Legal challenge by planners designed to avoid hiatus in decision-making fails
Virtual planning committee meetings are to cease from May 6 after a judge ruled that existing legislation dating back to the 1970s is not sufficient to give virtual meetings legal status.
Planning groups hit out at the news, with the Royal Town Planning Institute (RTPI) branding it a “hugely retrograde step”.
Virtual meetings have been allowed under emergency coronavirus legislation which has seen most local authorities move all their planning committees online, a decision welcomed by many planners, developers and community groups as improving access.
However, the government confirmed last month it will not act to extend the emergency Coronavirus Act powers despite repeated calls from the sector to do so, meaning the powers will expire next week.
Yesterday, a court challenge by a coalition of local authority groups which sought to get a definitive legal judgment on whether virtual meetings could actually be permitted under pre-existing local government rules, failed.
High Court judge Dame Victoria Sharp, in the challenge by Lawyers in Local Government (LLG), the Association of Democratic Services Officers (ADSO) and Hertfordshire County Council, ruled that “once the Flexibility Regulations cease to apply, such meetings must take place at a single, specified geographical location; attending a meeting at such a location means physically going to it; and being “present” at such a meeting involves physical presence at that location.”
Campaigners are worried this will lead to a huge hiatus in local authority decision-making, given the fact many covid restrictions remain in place, and many councillors and other interested parties may not feel comfortable attending physical meetings in person, even when they can go ahead.
Prominent planning lawyer Zack Simons, of Landmark Chambers, has previously described the prospect of virtual meetings ending as a “national disaster” which would lead the system to effectively “grind to a halt”.
However, the government said introducing new legislation would put too much strain on the parliamentary timetable and that physical meetings could take place under current restrictions, where social distancing could be guaranteed.

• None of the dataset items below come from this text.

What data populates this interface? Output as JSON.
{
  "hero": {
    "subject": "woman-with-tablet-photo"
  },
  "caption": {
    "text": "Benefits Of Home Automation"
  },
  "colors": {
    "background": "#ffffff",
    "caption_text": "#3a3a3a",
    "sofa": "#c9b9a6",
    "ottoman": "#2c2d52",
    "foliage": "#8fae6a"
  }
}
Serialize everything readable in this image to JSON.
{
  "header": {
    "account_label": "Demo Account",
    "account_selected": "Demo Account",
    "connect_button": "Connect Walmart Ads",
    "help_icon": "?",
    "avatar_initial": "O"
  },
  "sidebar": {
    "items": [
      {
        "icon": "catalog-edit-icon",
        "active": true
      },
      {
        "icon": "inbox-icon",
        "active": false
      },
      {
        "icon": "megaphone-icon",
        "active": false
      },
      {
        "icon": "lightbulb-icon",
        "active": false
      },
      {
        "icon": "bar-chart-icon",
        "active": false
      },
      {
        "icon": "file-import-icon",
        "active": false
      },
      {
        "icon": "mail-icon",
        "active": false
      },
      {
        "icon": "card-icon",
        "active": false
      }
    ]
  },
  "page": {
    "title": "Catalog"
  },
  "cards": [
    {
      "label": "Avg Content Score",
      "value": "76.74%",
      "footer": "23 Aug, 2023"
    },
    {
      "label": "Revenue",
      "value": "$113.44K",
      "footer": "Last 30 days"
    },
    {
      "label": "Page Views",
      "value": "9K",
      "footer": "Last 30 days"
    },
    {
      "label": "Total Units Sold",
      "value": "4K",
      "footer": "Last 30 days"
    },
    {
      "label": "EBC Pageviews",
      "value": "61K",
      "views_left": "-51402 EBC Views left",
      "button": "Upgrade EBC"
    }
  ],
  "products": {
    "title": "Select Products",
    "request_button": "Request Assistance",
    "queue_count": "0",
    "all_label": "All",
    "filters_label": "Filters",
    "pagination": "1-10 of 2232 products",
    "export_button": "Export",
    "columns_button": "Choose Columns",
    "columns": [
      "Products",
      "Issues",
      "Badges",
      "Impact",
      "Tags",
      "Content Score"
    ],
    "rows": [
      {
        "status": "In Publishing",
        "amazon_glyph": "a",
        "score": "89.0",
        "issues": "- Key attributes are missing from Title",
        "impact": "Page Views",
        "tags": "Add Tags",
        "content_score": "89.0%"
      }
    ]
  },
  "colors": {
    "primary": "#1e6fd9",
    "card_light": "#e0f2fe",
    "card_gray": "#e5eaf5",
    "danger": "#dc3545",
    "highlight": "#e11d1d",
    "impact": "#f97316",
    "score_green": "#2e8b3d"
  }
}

In response, John Austin, chair of the ADSO, said he was “extremely disappointed” by the decision and pledged to carry on fighting to persuade the government to legislate. He said: “The situation Councils now find themselves in is untenable and I call on the Secretary of State to back up his support for our claim and legislate quickly. Our work does not stop here.”
RTPI chief executive Victoria Hills called on the government to introduce primary legislation as a “matter of urgency” to allow virtual meetings to continue. She said: “Virtual meetings have been shown to deliver cost savings and there are many examples of how they have increased participation rates in the democratic process. Bringing these benefits to an abrupt end would be a huge retrograde step, slowing the decision-making process while many lockdown measures remain in place.”
The High Court judgment on the legal challenge said there were powerful arguments in favour of permitting remote meetings, but said there were also arguments against doing so.
Sharp ruled: “The decision whether to permit some or all local authority meetings to be conducted remotely, and if so, how, and subject to what safeguards, involves difficult policy choices on which there is likely to be a range of competing views.
“These choices have been made legislatively for Scotland by the Scottish Parliament and for Wales by the Senedd. In England, they are for Parliament, not the courts”.